I sort of am, but if given the choice I'd still either take the rather neutral children's anime/world masterpiece theater style of the late 70ies/early 80ies (Heidi, Anne of Green Gables, Dog of Flanders, etc.) or late 80ies to late 90ies anime style over the alternatives. I have a soft spot for certain 60ies character designs from liking Attack No. 1, but that's as far as I would go. There are certain modern animes that grew on me after a fashion, like Violet Evergarden (outside of some of the CGI used) and especially K-On! which... honestly isn't something I would have thought I'd ever enjoy, aesthetic wise, but somehow ended up doing.
For K-On! at least, I think it's something like form following function, I suppose. The art style works perfectly fine for what it is.
I will, eventually.
"Fun" fact, almost all the sexual assault I've seen in anime recently was girl on girl (I don't now if that is supposed to lessen its impact or increase it's appeal*, or both), but yes, that's pretty much what I was talking about, in addition to putting the characters in embarrassing and revealing situations for no real reason. I mean, there's no way Plastic Little wasn't made with the male gaze in mind, but it was noticably more mature about it than ecchi elements in general tend to be.
I have, to this date, watched four shounen shows. Two at a time when they were on TV and I just watched anything that was on TV, and two that were an adaptation of the same manga, that last one based on the recommendation of friend a couple of years ago, in between the time from finishing Sailor Moon's original run and reviving my interest in anime - in one of life's little and strange coincidences by rewatching Sailor Moon.

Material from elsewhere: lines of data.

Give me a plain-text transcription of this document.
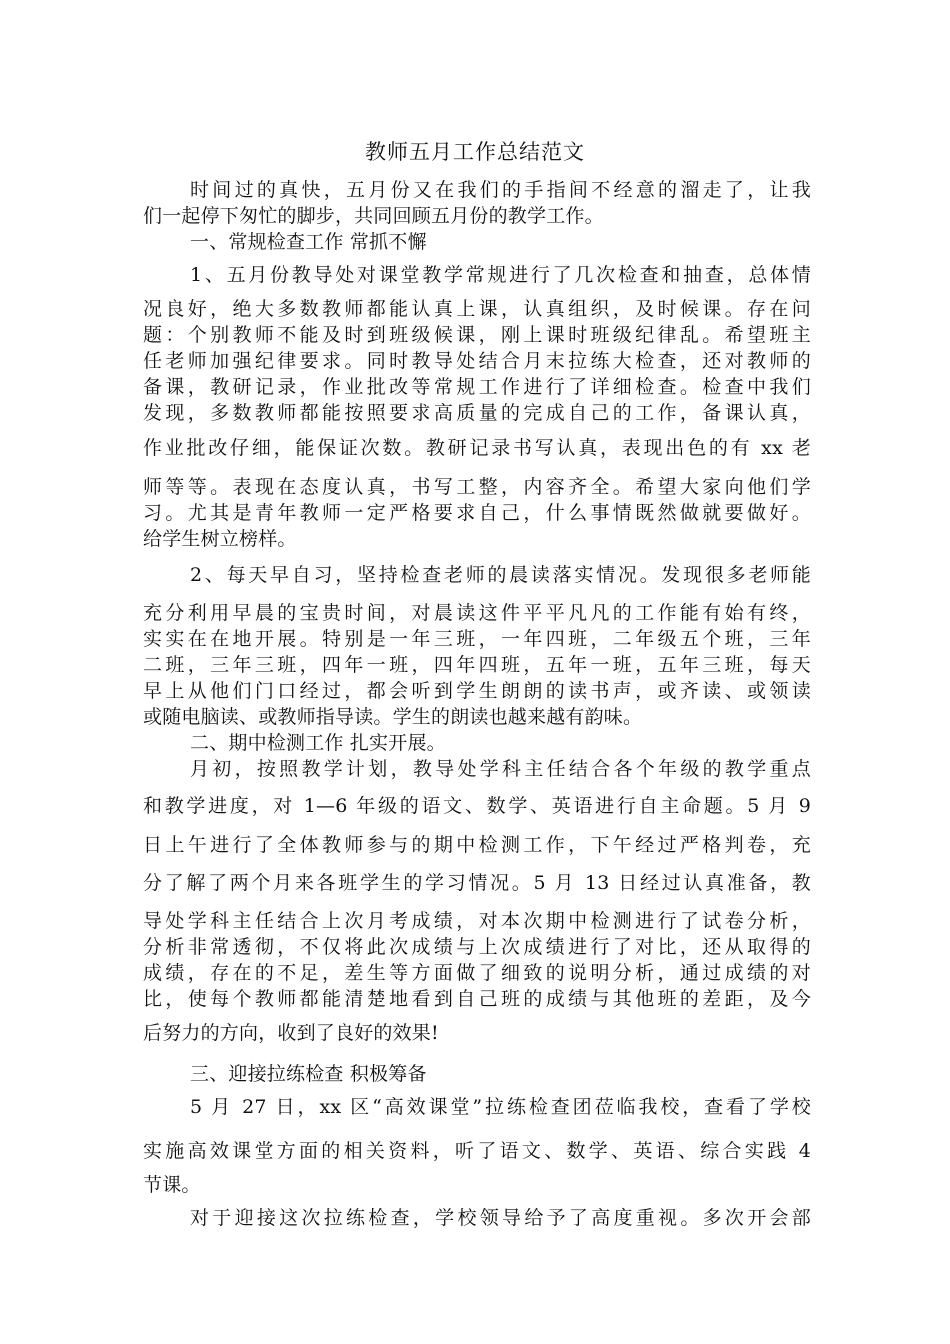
教师五月工作总结范文
时间过的真快，五月份又在我们的手指间不经意的溜走了，让我
们一起停下匆忙的脚步，共同回顾五月份的教学工作。
一、常规检查工作 常抓不懈
1、五月份教导处对课堂教学常规进行了几次检查和抽查，总体情
况良好，绝大多数教师都能认真上课，认真组织，及时候课。存在问
题：个别教师不能及时到班级候课，刚上课时班级纪律乱。希望班主
任老师加强纪律要求。同时教导处结合月末拉练大检查，还对教师的
备课，教研记录，作业批改等常规工作进行了详细检查。检查中我们
发现，多数教师都能按照要求高质量的完成自己的工作，备课认真，
作业批改仔细，能保证次数。教研记录书写认真，表现出色的有 xx 老
师等等。表现在态度认真，书写工整，内容齐全。希望大家向他们学
习。尤其是青年教师一定严格要求自己，什么事情既然做就要做好。
给学生树立榜样。
2、每天早自习，坚持检查老师的晨读落实情况。发现很多老师能
充分利用早晨的宝贵时间，对晨读这件平平凡凡的工作能有始有终，
实实在在地开展。特别是一年三班，一年四班，二年级五个班，三年
二班，三年三班，四年一班，四年四班，五年一班，五年三班，每天
早上从他们门口经过，都会听到学生朗朗的读书声，或齐读、或领读
或随电脑读、或教师指导读。学生的朗读也越来越有韵味。
二、期中检测工作 扎实开展。
月初，按照教学计划，教导处学科主任结合各个年级的教学重点
和教学进度，对 1—6 年级的语文、数学、英语进行自主命题。5 月 9
日上午进行了全体教师参与的期中检测工作，下午经过严格判卷，充
分了解了两个月来各班学生的学习情况。5 月 13 日经过认真准备，教
导处学科主任结合上次月考成绩，对本次期中检测进行了试卷分析，
分析非常透彻，不仅将此次成绩与上次成绩进行了对比，还从取得的
成绩，存在的不足，差生等方面做了细致的说明分析，通过成绩的对
比，使每个教师都能清楚地看到自己班的成绩与其他班的差距，及今
后努力的方向，收到了良好的效果!
三、迎接拉练检查 积极筹备
5 月 27 日，xx 区“高效课堂”拉练检查团莅临我校，查看了学校
实施高效课堂方面的相关资料，听了语文、数学、英语、综合实践 4
节课。
对于迎接这次拉练检查，学校领导给予了高度重视。多次开会部
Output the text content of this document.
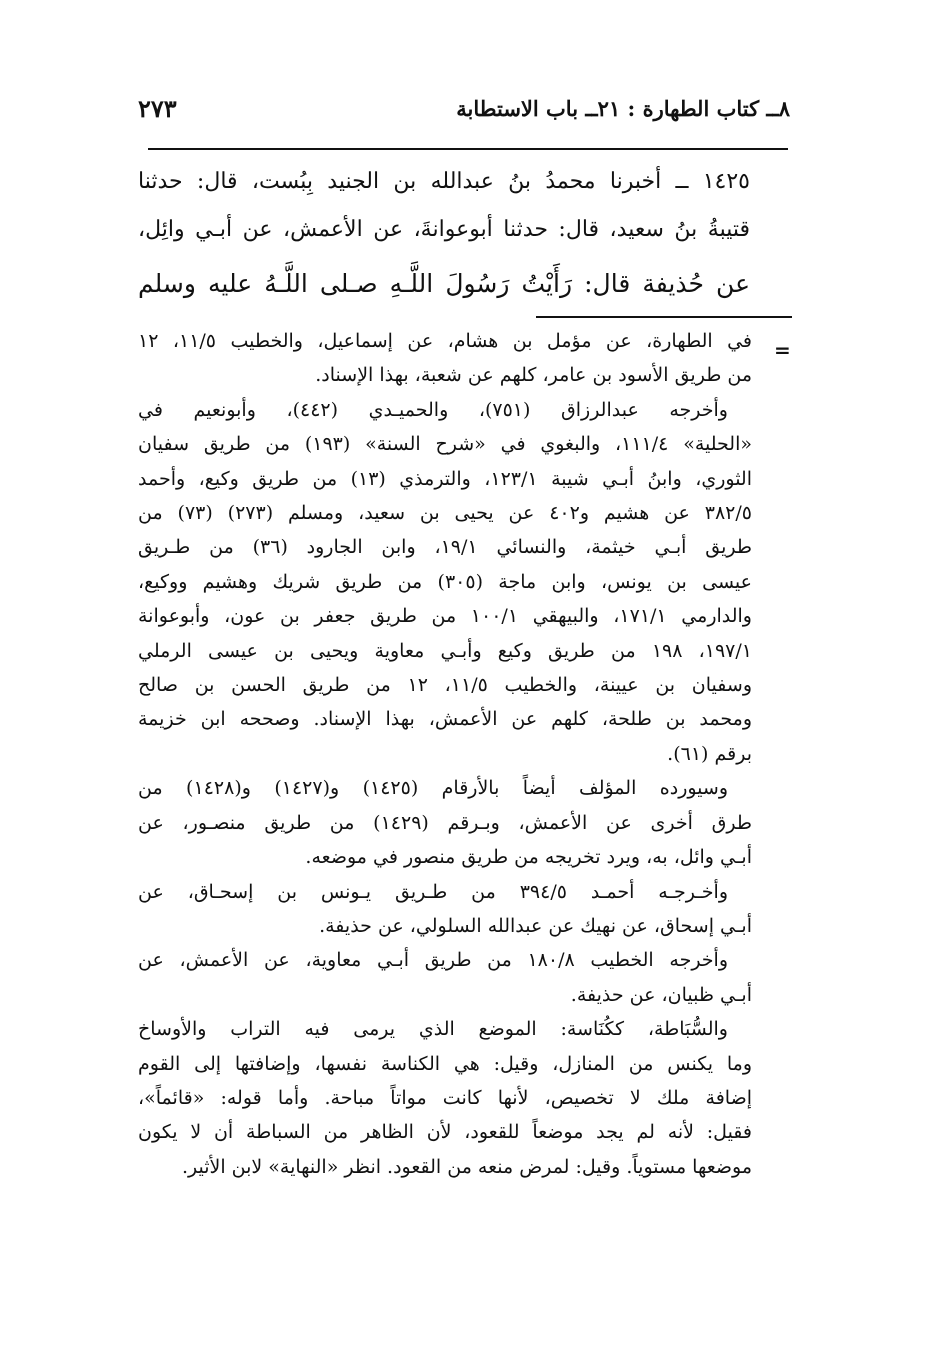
٨ــ كتاب الطهارة : ٢١ــ باب الاستطابة
٢٧٣
١٤٢٥ ــ أخبرنا محمدُ بنُ عبدالله بن الجنيد بِبُست، قال: حدثنا
قتيبةُ بنُ سعيد، قال: حدثنا أبوعوانةَ، عن الأعمش، عن أبـي وائِل،
عن حُذيفة قال: رَأَيْتُ رَسُولَ اللَّـهِ صـلى اللَّـهُ عليه وسلم
=
في الطهارة، عن مؤمل بن هشام، عن إسماعيل، والخطيب ١١/٥، ١٢
من طريق الأسود بن عامر، كلهم عن شعبة، بهذا الإسناد.
وأخرجه عبدالرزاق (٧٥١)، والحميـدي (٤٤٢)، وأبونعيم في
«الحلية» ١١١/٤، والبغوي في «شرح السنة» (١٩٣) من طريق سفيان
الثوري، وابنُ أبـي شيبة ١٢٣/١، والترمذي (١٣) من طريق وكيع، وأحمد
٣٨٢/٥ عن هشيم و٤٠٢ عن يحيى بن سعيد، ومسلم (٢٧٣) (٧٣) من
طريق أبـي خيثمة، والنسائي ١٩/١، وابن الجارود (٣٦) من طـريق
عيسى بن يونس، وابن ماجة (٣٠٥) من طريق شريك وهشيم ووكيع،
والدارمي ١٧١/١، والبيهقي ١٠٠/١ من طريق جعفر بن عون، وأبوعوانة
١٩٧/١، ١٩٨ من طريق وكيع وأبـي معاوية ويحيى بن عيسى الرملي
وسفيان بن عيينة، والخطيب ١١/٥، ١٢ من طريق الحسن بن صالح
ومحمد بن طلحة، كلهم عن الأعمش، بهذا الإسناد. وصححه ابن خزيمة
برقم (٦١).
وسيورده المؤلف أيضاً بالأرقام (١٤٢٥) و(١٤٢٧) و(١٤٢٨) من
طرق أخرى عن الأعمش، وبـرقم (١٤٢٩) من طريق منصـور، عن
أبـي وائل، به، ويرد تخريجه من طريق منصور في موضعه.
وأخـرجـه أحمـد ٣٩٤/٥ من طـريق يـونس بن إسحـاق، عن
أبـي إسحاق، عن نهيك عن عبدالله السلولي، عن حذيفة.
وأخرجه الخطيب ١٨٠/٨ من طريق أبـي معاوية، عن الأعمش، عن
أبـي ظبيان، عن حذيفة.
والسُّبَاطة، ككُنَاسة: الموضع الذي يرمى فيه التراب والأوساخ
وما يكنس من المنازل، وقيل: هي الكناسة نفسها، وإضافتها إلى القوم
إضافة ملك لا تخصيص، لأنها كانت مواتاً مباحة. وأما قوله: «قائماً»،
فقيل: لأنه لم يجد موضعاً للقعود، لأن الظاهر من السباطة أن لا يكون
موضعها مستوياً. وقيل: لمرض منعه من القعود. انظر «النهاية» لابن الأثير.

The first two are Bismark and Robin Hood, the latter of which lessend the impact of the shounen dolting there is (and that isn't entirely a whole lot, but that's filtered through nostalgic memories from a long while ago) by placing it into medieval Europe where some of it makes more sense, what with the feudal system at the time, but I've talked about Robin Hood at length. Bismark is fun 80ies sci-fi trash, atlhough it does feature an initially fairly stupid shonen dolt frenemyship between the lead character and an American called Bill that may only have been a part of the dub. Not sure, the series was apparently changed a good deal in dialogue. There's every chance I'd actually hate the original. Still looks pretty good though, but follows the anime sci-fi trash formula of having mech fights until the main characters just whoop out the main cannon and obliterate the enemy in one blast to the T.
Ever since I was a kid I've wondered what stops these people from simply employing their enemy one-shot mechanism immediately - if all your dramatic mech combat momentum hinges on an unexplained contrivance, you're bound to lose me, and indeed, the mech fights are the least interesting parts of this. Really, that makes no sense at all. As did the change in the dub that the enemies they kill don't stay dead, but just get teleported back to their home dimension, leaving me to wonder how they'll ever be defeated.
The other two are Fullmetal Alchemist and Fullmetal Alchemist: Brotherhood, and while I liked them well enough in spite of what they are, I'm generally "that guy" when it comes to preferences. I like the slow burn of the original adaptation more, but prefer Brotherhood's less metaphysical ending. Needless to say I watched it more for Al and Winny than caring about Ed... overall not a complete loss, but I certainly don't understand how this won every "most bestest favoritest anime of the year" awards during its original run.
No, that's not it, because people who are young in body and old in heart generally are either fanatic Christian young earth flerfers or young poster boy conservatives that swallowed Ayn Rand's nonsense hook, line and sinker, and you don't strike me as either. You're just a person of taste, and entertainment's gone down the crapper in recent years.
The first TV show I can't answer because it's one of those that were on TV, and I really don't remember what the first one was. There were always at least four or five animes running. As for movies, that's a tough nut, for all the anime I've watched, there weren't a whole lot of anime films on TV and unless we count OVAs like Legend of Lemnear or Plastic Little (which we should not, I think) then the answer to that is actually MD Geist. I was going to say it was the Sailor Moon R movie, but it wasn't. MD Geist and Akira were before that...
Can fully recommend MD Geist for every fan of 80ies sci-fi trash, but keep in mind, it pretty much is trash.
*This is what Miyazaki talked about, in part. People in the anime industry not observing the real world in any meaningful way, and ending up making scenes like that. There's a pervasive schism between the depiction (and acceptence, actually) of lesbians in entertainment (adult or otherwise) and the real world, and it's especially bad in anime and in, well, adult entertainment. In my experience, so that's just an anecdote, heterosexual men in particular seem to react with a certain amount of disappointment and disdain when real life lesbians don't turn out to be like the ones they like to watch in films.